<奥島孝康のさらに向こうへ>パリ大での在外研究(1) 空港に出迎えなく珍道中

2019年12月24日 02時00分
 助教授最後の年(一九七五年)、当時ぼくは法学部の学生担当教務副主任を務めていて、民青系の法学部自治会や全学を牛耳っていたいわゆる革マル派系全学連との身体(からだ)を張っての闘争の毎日であった。
 ある日、恩師の大野実雄先生に呼び出され、急いで出向いてみると、学内でパリ大学との交換研究員の選考があって、君が当選したよ、と告げられた。
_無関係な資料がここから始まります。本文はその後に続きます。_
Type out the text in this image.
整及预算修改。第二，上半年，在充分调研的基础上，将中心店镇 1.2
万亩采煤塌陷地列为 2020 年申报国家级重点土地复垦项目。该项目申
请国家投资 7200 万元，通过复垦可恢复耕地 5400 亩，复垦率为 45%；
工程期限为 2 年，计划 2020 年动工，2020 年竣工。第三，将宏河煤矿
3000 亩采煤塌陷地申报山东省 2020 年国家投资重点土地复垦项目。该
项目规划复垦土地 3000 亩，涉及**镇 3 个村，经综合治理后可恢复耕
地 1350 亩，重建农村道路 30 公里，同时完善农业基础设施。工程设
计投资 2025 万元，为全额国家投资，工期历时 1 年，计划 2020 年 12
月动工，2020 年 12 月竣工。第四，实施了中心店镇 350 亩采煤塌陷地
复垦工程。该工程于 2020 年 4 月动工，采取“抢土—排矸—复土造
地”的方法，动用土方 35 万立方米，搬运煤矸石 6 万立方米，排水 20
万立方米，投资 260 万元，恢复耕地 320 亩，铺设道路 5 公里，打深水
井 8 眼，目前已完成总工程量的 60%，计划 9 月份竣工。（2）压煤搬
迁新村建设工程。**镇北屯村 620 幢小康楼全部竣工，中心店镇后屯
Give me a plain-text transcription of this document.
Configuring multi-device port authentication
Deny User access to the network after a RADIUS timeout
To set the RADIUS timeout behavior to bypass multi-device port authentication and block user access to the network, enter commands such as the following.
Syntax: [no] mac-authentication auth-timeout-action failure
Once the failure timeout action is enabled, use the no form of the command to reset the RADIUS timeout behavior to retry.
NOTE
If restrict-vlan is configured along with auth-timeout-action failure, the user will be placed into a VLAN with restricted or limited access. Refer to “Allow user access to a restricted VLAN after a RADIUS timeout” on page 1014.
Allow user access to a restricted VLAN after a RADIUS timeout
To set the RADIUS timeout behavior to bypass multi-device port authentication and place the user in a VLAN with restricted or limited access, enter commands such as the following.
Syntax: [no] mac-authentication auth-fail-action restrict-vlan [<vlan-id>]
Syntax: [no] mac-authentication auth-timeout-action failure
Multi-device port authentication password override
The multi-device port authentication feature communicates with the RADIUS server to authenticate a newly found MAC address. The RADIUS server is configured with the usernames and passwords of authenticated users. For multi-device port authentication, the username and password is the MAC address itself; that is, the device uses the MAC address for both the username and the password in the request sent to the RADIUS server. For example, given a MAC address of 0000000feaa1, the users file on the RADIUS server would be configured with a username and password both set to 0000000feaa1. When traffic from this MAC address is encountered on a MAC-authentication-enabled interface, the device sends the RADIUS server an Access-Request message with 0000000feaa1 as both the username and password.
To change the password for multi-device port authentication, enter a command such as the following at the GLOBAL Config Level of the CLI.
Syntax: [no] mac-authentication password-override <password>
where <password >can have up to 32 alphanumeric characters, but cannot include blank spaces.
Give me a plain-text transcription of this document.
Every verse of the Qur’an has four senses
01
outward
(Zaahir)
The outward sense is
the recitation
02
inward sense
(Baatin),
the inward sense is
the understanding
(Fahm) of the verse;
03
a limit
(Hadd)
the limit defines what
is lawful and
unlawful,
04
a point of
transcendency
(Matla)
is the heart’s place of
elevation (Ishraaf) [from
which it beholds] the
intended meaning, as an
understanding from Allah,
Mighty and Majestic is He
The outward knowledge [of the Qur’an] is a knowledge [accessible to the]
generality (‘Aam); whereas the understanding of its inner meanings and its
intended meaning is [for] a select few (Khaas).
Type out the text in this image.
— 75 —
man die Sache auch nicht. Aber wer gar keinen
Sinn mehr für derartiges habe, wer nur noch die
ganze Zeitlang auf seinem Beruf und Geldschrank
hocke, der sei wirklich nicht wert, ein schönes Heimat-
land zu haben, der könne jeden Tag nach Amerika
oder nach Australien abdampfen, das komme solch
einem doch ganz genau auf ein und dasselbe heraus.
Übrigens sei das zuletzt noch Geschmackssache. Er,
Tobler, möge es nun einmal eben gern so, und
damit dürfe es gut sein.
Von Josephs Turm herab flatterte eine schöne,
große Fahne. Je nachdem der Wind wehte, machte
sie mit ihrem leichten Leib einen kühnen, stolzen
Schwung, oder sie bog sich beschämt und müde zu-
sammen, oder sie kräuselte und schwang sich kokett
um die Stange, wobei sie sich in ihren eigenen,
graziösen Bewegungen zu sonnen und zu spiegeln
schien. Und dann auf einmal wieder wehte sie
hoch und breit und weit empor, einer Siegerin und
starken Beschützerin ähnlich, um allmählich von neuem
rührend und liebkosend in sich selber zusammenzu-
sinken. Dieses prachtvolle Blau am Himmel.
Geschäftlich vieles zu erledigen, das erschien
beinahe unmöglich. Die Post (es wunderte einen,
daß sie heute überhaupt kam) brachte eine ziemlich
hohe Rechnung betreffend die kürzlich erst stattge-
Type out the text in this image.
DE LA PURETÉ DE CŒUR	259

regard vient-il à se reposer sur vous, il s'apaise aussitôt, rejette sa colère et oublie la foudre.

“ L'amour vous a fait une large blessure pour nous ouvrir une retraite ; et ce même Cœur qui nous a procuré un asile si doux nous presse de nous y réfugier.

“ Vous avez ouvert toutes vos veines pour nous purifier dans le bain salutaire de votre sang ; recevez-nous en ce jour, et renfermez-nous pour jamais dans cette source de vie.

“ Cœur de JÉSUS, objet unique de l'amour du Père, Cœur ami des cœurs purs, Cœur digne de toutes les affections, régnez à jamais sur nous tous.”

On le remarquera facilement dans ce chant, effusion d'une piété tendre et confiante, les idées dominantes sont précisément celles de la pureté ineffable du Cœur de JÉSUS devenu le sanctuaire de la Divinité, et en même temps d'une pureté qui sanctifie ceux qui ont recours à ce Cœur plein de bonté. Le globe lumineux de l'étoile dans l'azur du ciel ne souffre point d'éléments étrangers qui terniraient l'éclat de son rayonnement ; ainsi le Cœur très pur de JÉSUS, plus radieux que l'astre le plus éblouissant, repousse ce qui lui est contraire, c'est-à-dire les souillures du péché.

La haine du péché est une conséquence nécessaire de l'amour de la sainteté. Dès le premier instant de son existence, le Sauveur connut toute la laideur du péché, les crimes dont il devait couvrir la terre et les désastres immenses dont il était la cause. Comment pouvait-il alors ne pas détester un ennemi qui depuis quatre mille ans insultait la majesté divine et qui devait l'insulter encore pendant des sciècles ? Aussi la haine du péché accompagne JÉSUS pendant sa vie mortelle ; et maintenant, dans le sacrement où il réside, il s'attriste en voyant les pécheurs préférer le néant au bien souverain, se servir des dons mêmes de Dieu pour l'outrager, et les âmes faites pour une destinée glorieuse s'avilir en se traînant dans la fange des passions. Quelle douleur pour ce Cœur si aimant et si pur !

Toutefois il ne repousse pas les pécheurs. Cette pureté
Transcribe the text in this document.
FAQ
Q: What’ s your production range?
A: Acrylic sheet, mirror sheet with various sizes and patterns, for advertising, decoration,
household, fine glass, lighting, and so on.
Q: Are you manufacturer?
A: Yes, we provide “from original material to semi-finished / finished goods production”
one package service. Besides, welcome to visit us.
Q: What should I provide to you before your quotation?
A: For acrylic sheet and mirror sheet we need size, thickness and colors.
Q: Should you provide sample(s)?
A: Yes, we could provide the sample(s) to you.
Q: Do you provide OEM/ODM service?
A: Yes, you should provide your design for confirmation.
 フランス語の会話力はもとより、急なことでその気もなかったので、一瞬迷った。しかし考えてみれば、留学の順番を待てば十年はかかることを思えば、むしろ、いい機会と決意し、西原春夫学部長(後の第十二代総長)に願い出て、七六年の四月に教務主任に昇格したばかりの職を二カ月短縮してもらい、その年の八月一日に、大野先生に見送られ羽田を出発した。
 ぼくとしては、最初から三年間の滞在を予定し、少なくとも一年間は語学の勉強のため単身での滞在を予定していた。
 しかし、妻が国会図書館を休職して、パリ国立図書館の分館でクラマールにある「児童図書館」にスタジエール(実習生)として一緒に出かけることになった。先輩たちの「宴会に弁当をもって行くバカはおらんぞ」というせっかくの忠告(?)はムダとなった。
 ともあれ、家族四人、それぞれがリュックを背負い、両手に持てるだけの荷物をぶら下げ、さながら難民のごとく、ヨタヨタとシャルル・ド・ゴール空港へ到着した。
 出迎えの知り合いがいるわけではなく、安ホテルにたどりつくまでの珍道中は語るも涙だったことはいうまでもない。
 それから一週間はまるで戦争状態であった。ぼくの言うことは何ひとつ相手に通じなかった。相手の言うことはもとより皆目わからない。レストランで食事の注文さえ苦労した。
 あまりにもぼくの対応がたよりなくて、幼い娘(七歳)と息子(三歳)は恐怖を覚えたに違いない。
 なんとかたどりついた安宿「ホテル・ルクルヴ」で一夜明けると隣室の息子がいない。あわてふためいて宿の玄関を飛び出すと、息子が出発時のリュックを背負って座りこんでいるではないか。
 「どうしたんだ」と声をかけると、「お父さん、東京に帰ろうよ」と思い詰めたように言った。あまりにもぼくのパリでの対応が心もとないので、普段はなかなか弱音を吐かない息子も思い余ったのであろう。さすがのぼくもこれには参った。
 発奮したぼくは、到着後三日目にアパートを決め、五日目に家族四人でそのアパートに落ち着き、夕食をとることができた。息子が「お父さん、パリもなかなかいいじゃない」といった。
 これでぼくも、やっと異国での最初の夜を迎えたという実感をもつことができた。
 なぜこんなことになったのかといえば、二人の兄弟子のパリ初体験によると、パリで困ることなど何もないかのようであった。
 しかし、それはいずれも早稲田の先輩たちが出迎えて、万事世話をやいてくれたからであったことを、ぼくはなにも聞いていなかったからだった。
<おくしま・たかやす> 愛媛県日吉村(現鬼北町)生まれ。早稲田大第一法学部卒。同大第14代総長。同大ラグビー部長、探検部長、日本私立大学連盟会長、日本高校野球連盟(高野連)会長などを歴任。ボーイスカウト日本連盟理事長、2013年から白鴎大学長。80歳。